I began by researching the best plants to include in my garden. I learned how to amend the soil; how to lay out everything in such a way as to take advantage of sunlight, runoff, and wind; and how to ensure that there would be adequate space between the plants to allow each one to spread out and up (all the while being sure not to plant anything on the dragon’s back, at least from a flowering feng shui perspective).
And so I excitedly bought all of my exhaustively researched plants, and I lovingly and thoughtfully placed each one according to the landscape blueprint I had equally lovingly and thoughtfully drawn up, every detail considered, every place on the dragon’s back plotted out. Now, all I had to do was patiently sit back and marvel as my plans—and my plants—bore fruit and blossomed.
Even novice gardeners know that these things take time. There is an ebb and flow to the seasons; things grow and mature in their own time. Which means that, at least for the first couple of seasons, the garden might look a bit sparse. But, in time, everything will fill in exactly as planned.
As I said, I’m a planner, and a good one. I was confident that I had taken everything into account when I planned my project. And so I was willing to be patient and let things unfold as they were meant to.
Only, as it turned out, I had overlooked one factor that would ultimately spell disaster.
And that one factor was my ex-husband.
Patience was not in his vocabulary. He thought the garden looked “too sparse,” and he was not willing to wait for it to fill in. He wanted what he wanted now (which, as it turned out, was his approach to pretty much everything, but that’s another story). So one day, unbeknownst to me (and while I was at work), he stopped by the local nursery and, explaining this dire predicament to one of the salespeople, came home with what he was told would be the perfect addition to the garden, one that would fill in those artfully planned empty spaces quickly.
Which turned out to be Kentucky Bluegrass seed.
He happily spread that pernicious offender EVERYWHERE in my artfully planned garden. A former minor league baseball player with a wicked throwing arm, he applied himself with the precision of an outfielder gunning down the runner racing to steal home from third base. Nothing was left to chance—and no empty space was left unseeded.

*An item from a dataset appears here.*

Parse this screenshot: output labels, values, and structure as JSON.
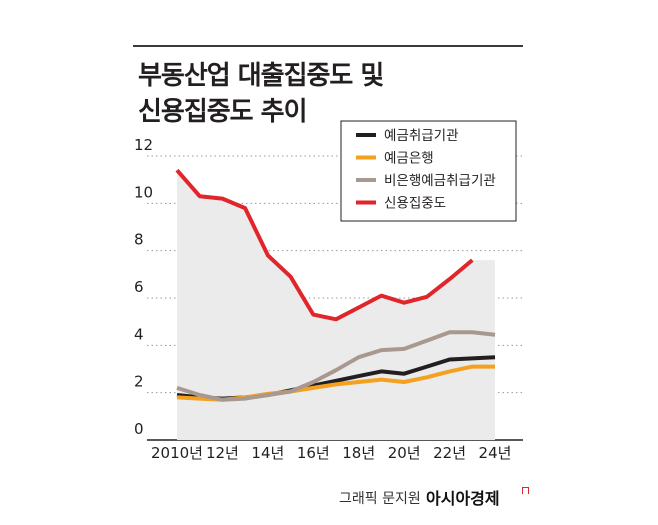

How proud he was to show me the fruits of his labor when I got home. And assured me that I would be happy with the results if I would just “be patient and give it a little time.”
(In truth, he was patiently waiting to tell me, “I told you so.”)
Sure enough, we did not have long to wait. The very next spring, my garden began to take shape. At least, I think it did. I wasn’t sure. I couldn’t see my little buds pushing up to sunlight because they were swallowed up by the JUNGLE of Kentucky Bluegrass that seemed to spring forth overnight.
And year after year, while some of my plants failed, and others seemed to thrive, I could always count on one thing that would never fail and would always thrive in my garden: That (insert various expletives here) Kentucky Bluegrass.
In time, I decided to once and for all eradicate my garden of all pernicious weeds, failures, and seasonal flops. I also eradicated my husband. (Told you so.)
But the one thing I’ve never been able to rid my garden of is that lousy bluegrass. Which in the spirit of the holidays, I’ve come to think of as The Gift That Keeps On Giving.
Every spring, when I see that bluegrass spring forth (actually, it’s really more like the zombie plant in my garden because nothing can kill it, and it’s the only thing that seems to stay green year-round), I’m reminded of my life BKB and AKB: Before Kentucky Bluegrass and After Kentucky Bluegrass. My life—like my thoughtfully and carefully planned garden—looks nothing like the landscape blueprint I thought my life would be those many years ago.
Marcel Proust said, “Let us be grateful to people who make us happy; they are the charming gardeners who make our souls blossom.”
And while I curse that bluegrass every spring, I also make a conscious choice to think of it as the best possible Gift That Keeps On Giving that I’ve ever received. It reminds me of many things: of how things can change when we least expect it; how our best laid plans can go awry; how what might at first seem to be the worst thing that could happen might, in time, turn out to be one of the best things.
So, when you open your gifts this holiday season, what gifts have you received that will keep on giving—and what gifts can YOU give to others so that you, too, will be a charming gardener?